While Ibarra elaborates on his plans to build a schoolhouse, Padre Damaso joins the scene and ridicules Ibarra's plans. Ibarra, greatly enraged, grabbed a knife, and approached the priest. The interference of Maria Clara and other guests stopped Ibarra from doing further injuries to the priest.

=== Act 3 ===

==== Scene 1 - Maria Clara's bedroom ====
Maria Clara is seen in her bedroom depressed. The news of Ibarra getting excommunicated and banished from San Diego greatly saddened her. Tiya Isabel, Sinang and Andeng consoles her. Kapitan Tiyago enters and announced in a woeful tone about Padre Damaso's order to break the engagement between Ibarra and Maria Clara, and instead making her marry with a young Spaniard named Alfonso Linares. Ibarra meanwhile talked to the governor-general to clear his name. He went to Maria Clara's place and proposed marriage. The rejoicing of the couple is interrupted as the Alferez arrests Ibarra for allegedly inciting a rebellion.

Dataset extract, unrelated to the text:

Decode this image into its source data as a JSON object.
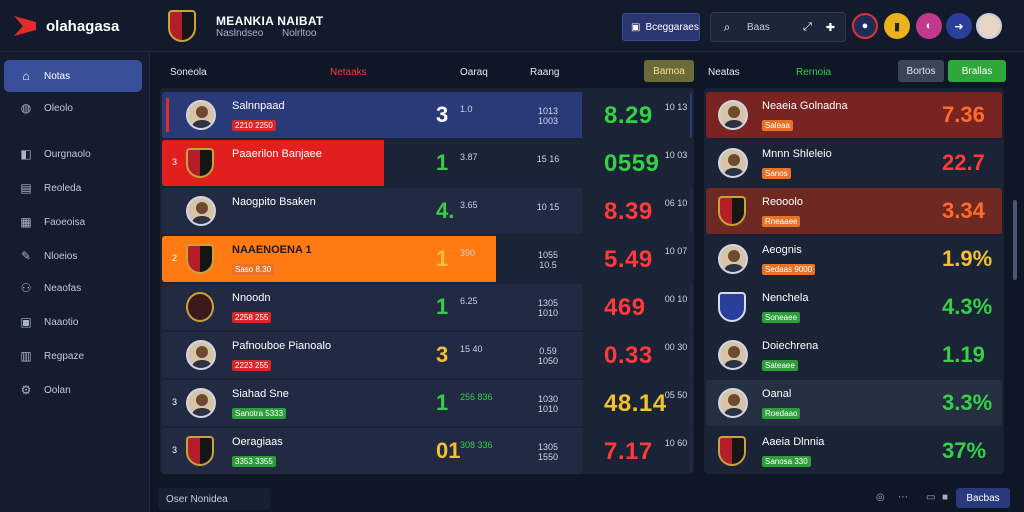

Maria Clara is in great despair and prays to the Virgin Mary for help.

==== Scene 2 - The same room ====
In her bedroom Maria Clara is worried for Ibarra's fate. Padre Damaso tries to console her. Maria Clara said if she was not able to marry Ibarra, she would either choose death or become a nun. Padre Damaso discourages her from becoming a nun, but as the firm determination of Maria Clara became apparent to him, Padre Damaso leaves her, feeling abjectly defeated and wounded to the core as he resigns his will to the inescapable ways of God.

Elias and Ibarra has just escaped from prison, and they visited Maria Clara through a window. They said their final goodbyes and Ibarra and Elias escapes through the window. 2 gunshots were heard at the end of the scene.

==== Scene 3 - Another part of the woods near an old graveyard ====
Sisa is seen wandering in the forest. She has already lost her mind and still hopelessly finding her lost children. Basilio, injured, enters and finds and calls her mother. Because of her insanity, she didn't notice him. Basilio attempts to chase her mother until he became very tired. Sisa found the exhausted Basilio, and she immediately recognized him. The shock and overflowing joy is too much for her heart and she finally expires. Elias, mortally wounded, enters. He instructs Basilio to build a pyre to burn his (Elias) body and her mother to ashes. He also instructed him to dig the riches and jewelry buried nearby to use it for his studies. Elias lamented that he wouldn't see the light of tomorrow. The opera ends with Basilio gathering firewood and burning the two corpses.

== Sources ==

- De Leon, F. P. (1978). "Manila welcomes the opera". In Filipino heritage: the making of a nation (Vol. 9, pp. 2340–46). Lahing Pilipino Publishing.